Excluding tight end Peyton Hendershot, Fryfogle and Philyor were IU’s lead pass-catchers last season. As much as Heard would like to think they’ll be as effective on the field in 2020, he wants to make sure his returning receivers are prepared when opposing defenses try to neutralize Philyor.
“If I was playing against us right now, I’d sit there like, ‘Let’s try to take Whop away, he’s one of their main guys,’” Heard said. “Now I’m putting more pressure on him to learn more defenses, what they’re trying to do to take him away, take certain plays away, why we’re calling certain stuff just to open his mind up to be a more well-rounded football player.”
Those situations are just about inevitable with a receiver as dynamic as Philyor. Head coach Tom Allen and his coaching staff already have to get creative to get him touches as it is, but it’s a whole other obstacle when defenses start to game-plan around Philyor. For Heard, it's just an opportunity for the younger receivers to make an impact.
“I take it as a challenge: They take him away, somebody else has to step up,” Heard said. “I think we have enough people in our room now and on our offense to take the load.”

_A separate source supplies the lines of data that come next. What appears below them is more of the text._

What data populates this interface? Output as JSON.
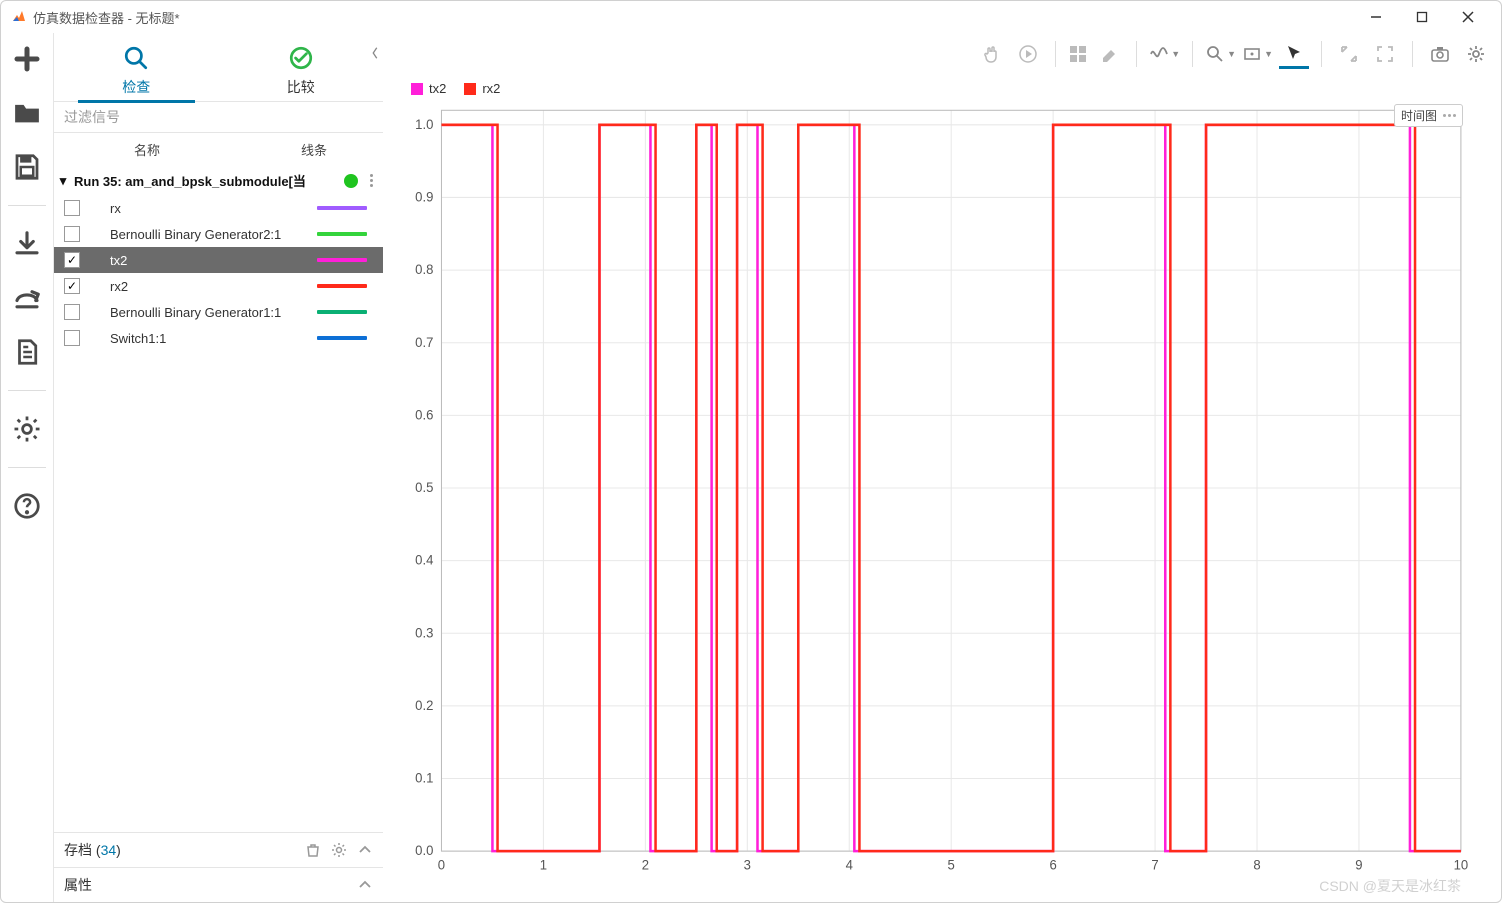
{
  "window": {
    "title": "仿真数据检查器 - 无标题*"
  },
  "panel": {
    "tabs": {
      "inspect": "检查",
      "compare": "比较"
    },
    "filter_placeholder": "过滤信号",
    "columns": {
      "name": "名称",
      "line": "线条"
    },
    "run": {
      "label": "Run 35: am_and_bpsk_submodule[当"
    },
    "signals": [
      {
        "name": "rx",
        "checked": false,
        "selected": false,
        "color": "#a05cff"
      },
      {
        "name": "Bernoulli Binary Generator2:1",
        "checked": false,
        "selected": false,
        "color": "#34d43c"
      },
      {
        "name": "tx2",
        "checked": true,
        "selected": true,
        "color": "#ff1fd9"
      },
      {
        "name": "rx2",
        "checked": true,
        "selected": false,
        "color": "#ff2a1a"
      },
      {
        "name": "Bernoulli Binary Generator1:1",
        "checked": false,
        "selected": false,
        "color": "#0ab074"
      },
      {
        "name": "Switch1:1",
        "checked": false,
        "selected": false,
        "color": "#0d6fd6"
      }
    ],
    "archive": {
      "label": "存档 (",
      "count": "34",
      "suffix": ")"
    },
    "props": "属性"
  },
  "plot": {
    "legend": [
      {
        "label": "tx2",
        "color": "#ff1fd9"
      },
      {
        "label": "rx2",
        "color": "#ff2a1a"
      }
    ],
    "badge": "时间图"
  },
  "chart_data": {
    "type": "line",
    "xlabel": "",
    "ylabel": "",
    "xlim": [
      0,
      10
    ],
    "ylim": [
      0,
      1.02
    ],
    "xticks": [
      0,
      1,
      2,
      3,
      4,
      5,
      6,
      7,
      8,
      9,
      10
    ],
    "yticks": [
      0,
      0.1,
      0.2,
      0.3,
      0.4,
      0.5,
      0.6,
      0.7,
      0.8,
      0.9,
      1.0
    ],
    "series": [
      {
        "name": "tx2",
        "color": "#ff1fd9",
        "transitions": [
          [
            0.0,
            1
          ],
          [
            0.5,
            0
          ],
          [
            1.55,
            1
          ],
          [
            2.05,
            0
          ],
          [
            2.5,
            1
          ],
          [
            2.65,
            0
          ],
          [
            2.9,
            1
          ],
          [
            3.1,
            0
          ],
          [
            3.5,
            1
          ],
          [
            4.05,
            0
          ],
          [
            6.0,
            1
          ],
          [
            7.1,
            0
          ],
          [
            7.5,
            1
          ],
          [
            9.5,
            0
          ]
        ]
      },
      {
        "name": "rx2",
        "color": "#ff2a1a",
        "transitions": [
          [
            0.0,
            1
          ],
          [
            0.55,
            0
          ],
          [
            1.55,
            1
          ],
          [
            2.1,
            0
          ],
          [
            2.5,
            1
          ],
          [
            2.7,
            0
          ],
          [
            2.9,
            1
          ],
          [
            3.15,
            0
          ],
          [
            3.5,
            1
          ],
          [
            4.1,
            0
          ],
          [
            6.0,
            1
          ],
          [
            7.15,
            0
          ],
          [
            7.5,
            1
          ],
          [
            9.55,
            0
          ]
        ]
      }
    ]
  },
  "watermark": "CSDN @夏天是冰红茶"
}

After Philyor and Fryfogle, the team’s next-most experienced returning receiver is redshirt sophomore Miles Marshall. Heard knows some of his underclassmen will have to adjust to the increased playing time, but there’s one guy he’s particularly excited to see line up this fall.
While sophomore David Ellis played running back at Chippewa Valley High School in Michigan, his role on offense was much less defined as a freshman with the Hoosiers. He caught some passes and ran the ball out of the backfield a few times, but it was never clear if Ellis was a halfback or receiver. A concrete role of his, however, was as kick-off returner.
Heard admitted he didn’t want to overwhelm Ellis during his first season at the next level, and it may have been worth the wait. In the program’s only four spring practices this past March, Ellis turned heads as a facet of IU’s second offensive system in as many years.
“He showed a lot – stuff that we knew he could do, but we had never exposed it to him last year because he couldn’t handle it,” Heard said. “Now he’s comfortable with what we’re doing and now we’re able to expand on his role, and I think he’s going to have a big-time year this year.”